5.6. In het geschil dat tussen [verzoeker] en de VvE is gerezen, en dat tot twee met elkaar samenhangende gerechtelijke procedures heeft geleid, heeft [verzoeker] in korte tijd drie wrakingsverzoeken ingediend. Twee van deze verzoeken zijn inmiddels afgewezen. De rechtbank oordeelt dat aldus misbruik wordt gemaakt van het wrakingsinstrument. [verzoeker] zet dit middel in voor andere doeleinden dan waarvoor het in het leven is geroepen, namelijk om zijn onvrede over de VvE te ventileren in de brede kring van geadresseerden van zijn e-mails en om de voortgang van aanhangige procedures te vertragen. Teneinde te waarborgen dat de kantongerechtsprocedure zijn beloop kan krijgen, wordt daarom bepaald dat een volgend verzoek van [verzoeker], betrekking hebbend op dat hoofdgeding, niet in behandeling zal worden genomen.

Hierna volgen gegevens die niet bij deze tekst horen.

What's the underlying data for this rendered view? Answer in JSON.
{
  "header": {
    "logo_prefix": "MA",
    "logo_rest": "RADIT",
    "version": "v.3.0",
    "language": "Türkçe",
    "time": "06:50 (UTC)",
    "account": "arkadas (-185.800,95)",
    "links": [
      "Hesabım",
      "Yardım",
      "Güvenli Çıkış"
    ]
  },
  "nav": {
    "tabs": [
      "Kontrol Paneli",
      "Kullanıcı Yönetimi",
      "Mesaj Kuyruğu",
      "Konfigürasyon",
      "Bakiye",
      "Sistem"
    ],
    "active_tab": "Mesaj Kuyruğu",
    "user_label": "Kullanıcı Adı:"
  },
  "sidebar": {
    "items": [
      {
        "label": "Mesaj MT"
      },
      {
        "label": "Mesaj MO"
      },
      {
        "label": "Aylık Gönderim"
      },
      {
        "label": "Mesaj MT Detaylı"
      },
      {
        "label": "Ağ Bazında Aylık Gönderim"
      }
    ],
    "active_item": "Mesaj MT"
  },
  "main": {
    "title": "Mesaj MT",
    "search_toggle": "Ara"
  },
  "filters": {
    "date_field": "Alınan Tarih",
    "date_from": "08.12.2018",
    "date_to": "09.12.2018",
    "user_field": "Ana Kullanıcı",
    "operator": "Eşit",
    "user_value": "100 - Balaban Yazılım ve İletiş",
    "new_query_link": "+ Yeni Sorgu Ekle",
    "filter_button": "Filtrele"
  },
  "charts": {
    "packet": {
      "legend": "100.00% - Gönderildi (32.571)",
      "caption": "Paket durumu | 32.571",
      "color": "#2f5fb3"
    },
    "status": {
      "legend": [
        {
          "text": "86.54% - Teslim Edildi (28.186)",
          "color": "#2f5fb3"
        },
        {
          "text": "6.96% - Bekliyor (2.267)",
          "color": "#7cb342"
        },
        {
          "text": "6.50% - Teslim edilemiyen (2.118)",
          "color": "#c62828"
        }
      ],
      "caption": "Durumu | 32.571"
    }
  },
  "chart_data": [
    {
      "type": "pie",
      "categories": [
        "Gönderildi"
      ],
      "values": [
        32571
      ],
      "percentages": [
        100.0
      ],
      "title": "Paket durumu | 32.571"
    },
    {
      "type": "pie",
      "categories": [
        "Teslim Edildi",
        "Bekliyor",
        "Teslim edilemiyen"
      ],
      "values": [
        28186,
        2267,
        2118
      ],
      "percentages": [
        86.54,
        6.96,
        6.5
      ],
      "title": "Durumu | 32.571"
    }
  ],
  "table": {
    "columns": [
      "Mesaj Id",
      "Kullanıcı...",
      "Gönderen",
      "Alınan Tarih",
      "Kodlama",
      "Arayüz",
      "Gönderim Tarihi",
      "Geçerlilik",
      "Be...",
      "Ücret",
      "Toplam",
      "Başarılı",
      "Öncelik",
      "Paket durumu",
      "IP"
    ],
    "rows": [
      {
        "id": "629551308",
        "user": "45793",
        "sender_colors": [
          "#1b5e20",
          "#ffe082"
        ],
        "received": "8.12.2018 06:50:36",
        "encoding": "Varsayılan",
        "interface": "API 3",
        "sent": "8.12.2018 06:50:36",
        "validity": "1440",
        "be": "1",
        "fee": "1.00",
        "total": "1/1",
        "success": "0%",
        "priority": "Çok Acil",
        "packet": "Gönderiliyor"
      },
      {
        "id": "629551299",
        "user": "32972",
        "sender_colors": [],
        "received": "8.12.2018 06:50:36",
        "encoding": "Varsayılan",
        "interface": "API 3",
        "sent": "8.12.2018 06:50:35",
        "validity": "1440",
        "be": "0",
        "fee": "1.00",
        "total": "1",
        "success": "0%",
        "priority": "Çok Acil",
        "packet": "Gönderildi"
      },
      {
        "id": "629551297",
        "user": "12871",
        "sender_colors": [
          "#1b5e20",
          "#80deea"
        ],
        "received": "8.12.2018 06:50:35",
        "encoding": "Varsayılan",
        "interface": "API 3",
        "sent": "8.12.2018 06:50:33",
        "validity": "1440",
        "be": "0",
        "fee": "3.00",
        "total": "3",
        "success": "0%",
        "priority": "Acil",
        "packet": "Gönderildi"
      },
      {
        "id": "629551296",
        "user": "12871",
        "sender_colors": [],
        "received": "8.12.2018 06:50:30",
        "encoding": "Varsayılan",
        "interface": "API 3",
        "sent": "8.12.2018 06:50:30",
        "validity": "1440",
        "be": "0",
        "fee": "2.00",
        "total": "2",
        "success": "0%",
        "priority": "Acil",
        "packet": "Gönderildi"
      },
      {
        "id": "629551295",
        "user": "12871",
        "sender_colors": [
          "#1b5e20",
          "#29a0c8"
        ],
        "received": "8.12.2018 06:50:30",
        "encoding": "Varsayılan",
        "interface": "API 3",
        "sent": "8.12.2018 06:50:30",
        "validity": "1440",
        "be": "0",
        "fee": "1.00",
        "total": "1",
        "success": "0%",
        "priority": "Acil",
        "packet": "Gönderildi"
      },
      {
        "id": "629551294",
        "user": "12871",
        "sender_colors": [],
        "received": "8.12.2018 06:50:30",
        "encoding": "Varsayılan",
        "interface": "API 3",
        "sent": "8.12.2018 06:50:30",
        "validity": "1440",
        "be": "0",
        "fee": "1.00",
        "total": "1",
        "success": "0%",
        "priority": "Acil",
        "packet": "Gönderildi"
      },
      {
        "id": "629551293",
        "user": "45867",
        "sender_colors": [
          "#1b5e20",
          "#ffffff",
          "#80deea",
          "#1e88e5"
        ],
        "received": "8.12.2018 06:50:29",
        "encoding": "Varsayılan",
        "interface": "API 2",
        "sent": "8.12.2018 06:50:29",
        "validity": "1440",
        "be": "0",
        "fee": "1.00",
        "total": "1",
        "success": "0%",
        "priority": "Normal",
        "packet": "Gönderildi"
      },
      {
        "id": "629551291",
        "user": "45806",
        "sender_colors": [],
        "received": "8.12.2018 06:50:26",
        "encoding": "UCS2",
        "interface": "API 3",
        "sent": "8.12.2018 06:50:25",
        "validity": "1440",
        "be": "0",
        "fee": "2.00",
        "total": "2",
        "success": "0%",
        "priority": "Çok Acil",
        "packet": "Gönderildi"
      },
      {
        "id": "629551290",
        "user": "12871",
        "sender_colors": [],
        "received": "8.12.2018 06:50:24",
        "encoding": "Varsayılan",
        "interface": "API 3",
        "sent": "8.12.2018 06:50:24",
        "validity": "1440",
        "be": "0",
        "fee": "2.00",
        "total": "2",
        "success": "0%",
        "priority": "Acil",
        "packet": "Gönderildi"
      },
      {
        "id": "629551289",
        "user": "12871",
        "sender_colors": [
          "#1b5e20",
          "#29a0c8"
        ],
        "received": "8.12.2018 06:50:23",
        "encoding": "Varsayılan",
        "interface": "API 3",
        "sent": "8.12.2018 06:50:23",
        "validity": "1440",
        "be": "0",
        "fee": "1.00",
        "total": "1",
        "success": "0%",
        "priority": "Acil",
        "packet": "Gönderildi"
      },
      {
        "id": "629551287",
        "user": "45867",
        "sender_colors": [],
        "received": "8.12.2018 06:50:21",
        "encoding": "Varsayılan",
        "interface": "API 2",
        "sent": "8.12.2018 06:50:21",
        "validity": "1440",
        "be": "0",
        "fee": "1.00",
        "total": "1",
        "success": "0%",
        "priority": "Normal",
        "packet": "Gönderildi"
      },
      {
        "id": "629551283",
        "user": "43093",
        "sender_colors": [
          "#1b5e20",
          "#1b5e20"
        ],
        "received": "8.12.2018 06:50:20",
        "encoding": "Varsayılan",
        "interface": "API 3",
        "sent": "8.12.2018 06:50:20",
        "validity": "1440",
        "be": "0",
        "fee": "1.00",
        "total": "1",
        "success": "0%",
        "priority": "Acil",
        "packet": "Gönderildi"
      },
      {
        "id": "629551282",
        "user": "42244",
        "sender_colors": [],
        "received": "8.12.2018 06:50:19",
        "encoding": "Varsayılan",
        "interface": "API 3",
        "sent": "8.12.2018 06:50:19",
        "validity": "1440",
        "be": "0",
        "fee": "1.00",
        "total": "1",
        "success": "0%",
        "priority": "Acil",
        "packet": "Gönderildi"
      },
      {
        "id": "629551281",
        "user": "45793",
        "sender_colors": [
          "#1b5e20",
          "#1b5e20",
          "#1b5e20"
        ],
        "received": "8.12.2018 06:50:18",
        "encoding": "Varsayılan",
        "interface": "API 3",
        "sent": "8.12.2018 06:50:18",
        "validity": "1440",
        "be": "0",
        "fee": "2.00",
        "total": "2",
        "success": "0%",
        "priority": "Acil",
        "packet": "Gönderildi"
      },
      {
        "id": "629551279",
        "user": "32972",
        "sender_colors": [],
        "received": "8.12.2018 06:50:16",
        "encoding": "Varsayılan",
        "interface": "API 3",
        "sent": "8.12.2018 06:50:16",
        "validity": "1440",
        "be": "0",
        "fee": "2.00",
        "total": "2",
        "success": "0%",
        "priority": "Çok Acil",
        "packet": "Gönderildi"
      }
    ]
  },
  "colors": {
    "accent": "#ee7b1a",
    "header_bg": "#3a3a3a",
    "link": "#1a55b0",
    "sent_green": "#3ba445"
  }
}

6.1. wijst het verzoek af;
6.2. bepaalt dat het hoofdgeding dient worden voortgezet in de stand waarin dit zich bevond op het tijdstip waarop de zaak vanwege het wrakingsverzoek werd geschorst;
6.3. bepaalt dat een volgend wrakingsverzoek van [verzoeker], betrekking hebbend op het hoofdgeding (met zaaknummer 770597 AE VERZ 11-306), niet in behandeling zal worden genomen;
6.4. draagt de griffier op deze beslissing aan [verzoeker], aan mr. [A], mr. [B] en mr. [C], aan de Vereniging van Eigenaars Appartementengebouw [naam], alsmede aan de president van deze rechtbank toe te zenden.
Deze beslissing is gegeven door mr. J. Sap, voorzitter, mr. M. ter Brugge en
mr. A.C. van den Boogaard, leden van de wrakingskamer, in het openbaar uitgesproken op 7 november 2011, in aanwezigheid van de griffier.